Siempre nos quedará el Interrail. Con la mayoría de edad recién estrenada la aventura del verano viaja en tren. Europa en el horizonte y los aspirantes a universitarios se cargan la mochila a la espalda y se lanzan al mundo. Este tren no los lleva pola beira do Miño, va mucho más allá...

24 jun 2017 . Actualizado a las 04:00 h.

Son amigos y residentes en A Coruña y están dispuestos a poner todo de su parte para conseguir que este sea el verano de sus vidas. Con un montón de kilómetros por delante y diez kilos de equipaje sobre sus espaldas, el mes de julio les sonríe como nunca. Atrás quedan los malos ratos de los exámenes finales y los nervios de la nueva selectividad, ahora llega el momento de la diversión. El interrail se convierte, aun hoy, en un pasaporte hacia la edad madura. No son los primeros, ni tampoco serán los últimos, pero seguro que su viaje será único. Ellos han escogido la modalidad de 10 días de viajes a lo largo de un mes, que les ha costado 325 euros: «Un poco menos, porque pillamos una oferta».
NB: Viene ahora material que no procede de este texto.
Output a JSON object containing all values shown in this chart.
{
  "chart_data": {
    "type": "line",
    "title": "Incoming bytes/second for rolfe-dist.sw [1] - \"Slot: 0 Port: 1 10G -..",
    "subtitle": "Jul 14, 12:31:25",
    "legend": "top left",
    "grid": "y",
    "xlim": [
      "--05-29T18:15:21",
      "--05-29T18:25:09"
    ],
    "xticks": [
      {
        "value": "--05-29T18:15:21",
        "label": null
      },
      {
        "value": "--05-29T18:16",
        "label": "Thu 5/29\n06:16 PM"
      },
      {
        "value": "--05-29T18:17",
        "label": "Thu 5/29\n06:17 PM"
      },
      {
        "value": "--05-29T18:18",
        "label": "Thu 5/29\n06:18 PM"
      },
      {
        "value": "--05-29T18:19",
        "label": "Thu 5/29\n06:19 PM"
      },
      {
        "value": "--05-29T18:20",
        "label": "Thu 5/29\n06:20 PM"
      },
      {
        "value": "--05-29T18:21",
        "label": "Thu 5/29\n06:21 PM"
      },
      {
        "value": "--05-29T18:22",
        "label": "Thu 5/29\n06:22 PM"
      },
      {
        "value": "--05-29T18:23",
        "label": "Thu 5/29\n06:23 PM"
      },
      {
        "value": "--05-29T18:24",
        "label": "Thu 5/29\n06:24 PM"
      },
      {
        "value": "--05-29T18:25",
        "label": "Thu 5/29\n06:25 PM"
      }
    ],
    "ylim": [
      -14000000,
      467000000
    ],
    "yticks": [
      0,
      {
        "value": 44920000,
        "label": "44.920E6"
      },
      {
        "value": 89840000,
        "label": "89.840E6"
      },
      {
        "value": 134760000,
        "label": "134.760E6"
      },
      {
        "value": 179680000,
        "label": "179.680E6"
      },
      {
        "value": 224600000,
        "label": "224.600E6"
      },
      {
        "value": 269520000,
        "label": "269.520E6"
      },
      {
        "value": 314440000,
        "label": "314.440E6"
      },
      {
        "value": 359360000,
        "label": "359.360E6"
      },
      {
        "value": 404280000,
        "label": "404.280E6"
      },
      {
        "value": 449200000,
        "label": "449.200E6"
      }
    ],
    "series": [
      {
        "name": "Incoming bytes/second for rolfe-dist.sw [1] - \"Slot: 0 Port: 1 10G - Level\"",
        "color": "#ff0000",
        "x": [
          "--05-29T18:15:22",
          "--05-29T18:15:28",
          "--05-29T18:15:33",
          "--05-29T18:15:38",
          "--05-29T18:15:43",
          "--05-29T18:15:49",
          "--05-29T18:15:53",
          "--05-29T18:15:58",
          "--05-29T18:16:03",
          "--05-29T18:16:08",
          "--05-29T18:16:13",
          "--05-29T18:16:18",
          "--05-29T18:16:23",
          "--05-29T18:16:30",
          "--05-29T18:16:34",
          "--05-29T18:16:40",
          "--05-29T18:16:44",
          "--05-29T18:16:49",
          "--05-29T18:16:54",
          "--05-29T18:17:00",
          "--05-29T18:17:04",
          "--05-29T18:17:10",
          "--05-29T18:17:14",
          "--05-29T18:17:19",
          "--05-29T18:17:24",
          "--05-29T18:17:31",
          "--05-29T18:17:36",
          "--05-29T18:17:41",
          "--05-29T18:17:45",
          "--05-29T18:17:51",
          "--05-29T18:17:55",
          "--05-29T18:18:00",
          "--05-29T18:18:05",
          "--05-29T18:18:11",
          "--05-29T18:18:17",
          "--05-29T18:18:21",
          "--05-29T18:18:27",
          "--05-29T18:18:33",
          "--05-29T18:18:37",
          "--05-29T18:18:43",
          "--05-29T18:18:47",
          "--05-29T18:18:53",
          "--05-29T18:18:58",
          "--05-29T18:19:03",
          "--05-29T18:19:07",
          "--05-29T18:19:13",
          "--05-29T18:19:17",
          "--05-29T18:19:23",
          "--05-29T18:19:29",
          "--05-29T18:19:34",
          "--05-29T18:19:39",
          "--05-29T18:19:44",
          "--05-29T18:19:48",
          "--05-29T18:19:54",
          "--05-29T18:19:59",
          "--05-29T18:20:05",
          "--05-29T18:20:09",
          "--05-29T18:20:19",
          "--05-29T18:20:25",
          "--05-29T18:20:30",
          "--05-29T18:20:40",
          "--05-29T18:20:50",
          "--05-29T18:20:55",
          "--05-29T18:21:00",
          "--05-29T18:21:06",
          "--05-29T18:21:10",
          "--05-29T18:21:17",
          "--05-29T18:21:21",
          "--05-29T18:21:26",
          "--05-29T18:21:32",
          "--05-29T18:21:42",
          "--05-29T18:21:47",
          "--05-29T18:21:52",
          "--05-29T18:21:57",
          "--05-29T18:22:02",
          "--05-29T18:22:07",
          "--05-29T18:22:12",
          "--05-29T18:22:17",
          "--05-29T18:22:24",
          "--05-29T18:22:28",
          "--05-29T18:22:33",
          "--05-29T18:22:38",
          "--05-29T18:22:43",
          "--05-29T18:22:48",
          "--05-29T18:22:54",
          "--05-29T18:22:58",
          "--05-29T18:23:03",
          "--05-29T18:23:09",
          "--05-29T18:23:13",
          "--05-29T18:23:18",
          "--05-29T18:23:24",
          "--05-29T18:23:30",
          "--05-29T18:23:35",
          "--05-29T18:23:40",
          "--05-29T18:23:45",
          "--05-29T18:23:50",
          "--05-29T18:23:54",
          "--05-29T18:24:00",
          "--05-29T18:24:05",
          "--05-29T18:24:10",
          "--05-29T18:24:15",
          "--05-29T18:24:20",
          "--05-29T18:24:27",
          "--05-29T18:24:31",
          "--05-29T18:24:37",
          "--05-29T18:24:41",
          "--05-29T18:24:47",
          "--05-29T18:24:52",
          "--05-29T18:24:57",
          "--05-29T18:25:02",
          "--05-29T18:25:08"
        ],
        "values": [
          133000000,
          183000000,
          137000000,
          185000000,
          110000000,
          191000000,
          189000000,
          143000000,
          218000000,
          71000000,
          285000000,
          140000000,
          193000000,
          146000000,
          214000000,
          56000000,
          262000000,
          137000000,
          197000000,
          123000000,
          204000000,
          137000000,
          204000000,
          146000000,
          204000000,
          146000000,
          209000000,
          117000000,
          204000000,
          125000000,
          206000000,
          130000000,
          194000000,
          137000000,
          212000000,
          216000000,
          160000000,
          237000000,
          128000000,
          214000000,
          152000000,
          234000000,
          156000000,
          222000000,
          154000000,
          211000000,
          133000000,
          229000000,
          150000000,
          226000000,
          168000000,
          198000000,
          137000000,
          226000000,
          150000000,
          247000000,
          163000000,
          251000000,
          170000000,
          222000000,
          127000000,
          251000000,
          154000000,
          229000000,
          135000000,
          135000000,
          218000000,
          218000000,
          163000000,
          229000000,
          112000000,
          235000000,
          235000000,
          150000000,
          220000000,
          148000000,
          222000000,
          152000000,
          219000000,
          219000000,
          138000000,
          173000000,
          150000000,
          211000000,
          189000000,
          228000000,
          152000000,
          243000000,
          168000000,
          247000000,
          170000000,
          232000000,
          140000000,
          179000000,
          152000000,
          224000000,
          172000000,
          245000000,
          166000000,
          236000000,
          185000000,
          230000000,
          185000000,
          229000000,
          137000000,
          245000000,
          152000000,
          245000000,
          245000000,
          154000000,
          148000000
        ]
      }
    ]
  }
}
Todo está programado desde hace meses para asegurar que la experiencia sea un éxito. El itinerario escogido empieza en París y termina 22 días más tarde en Croacia. Por el medio Brujas, Ámsterdam, Berlín, Múnich, Viena... Algunas ciudades han sido seleccionadas por su valor cultural o simbólico, otras por ser un centro de diversión juvenil internacional.

DISCOTECAS Y MUSEOS

Aunque parte del viaje se irá decidiendo sobre la marcha, algunas de las visitas ya están programadas. Así, la estancia en Múnich se completará con una visita al campo de concentración nazi de Dachau («nos parece muy interesante») y en Praga está previsto pasar las horas de ocio en la superdiscoteca Karlovy («es muy cool»), que con sus cinco pisos de pistas de baile hace las delicias de los jóvenes aficionados a la marcha nocturna.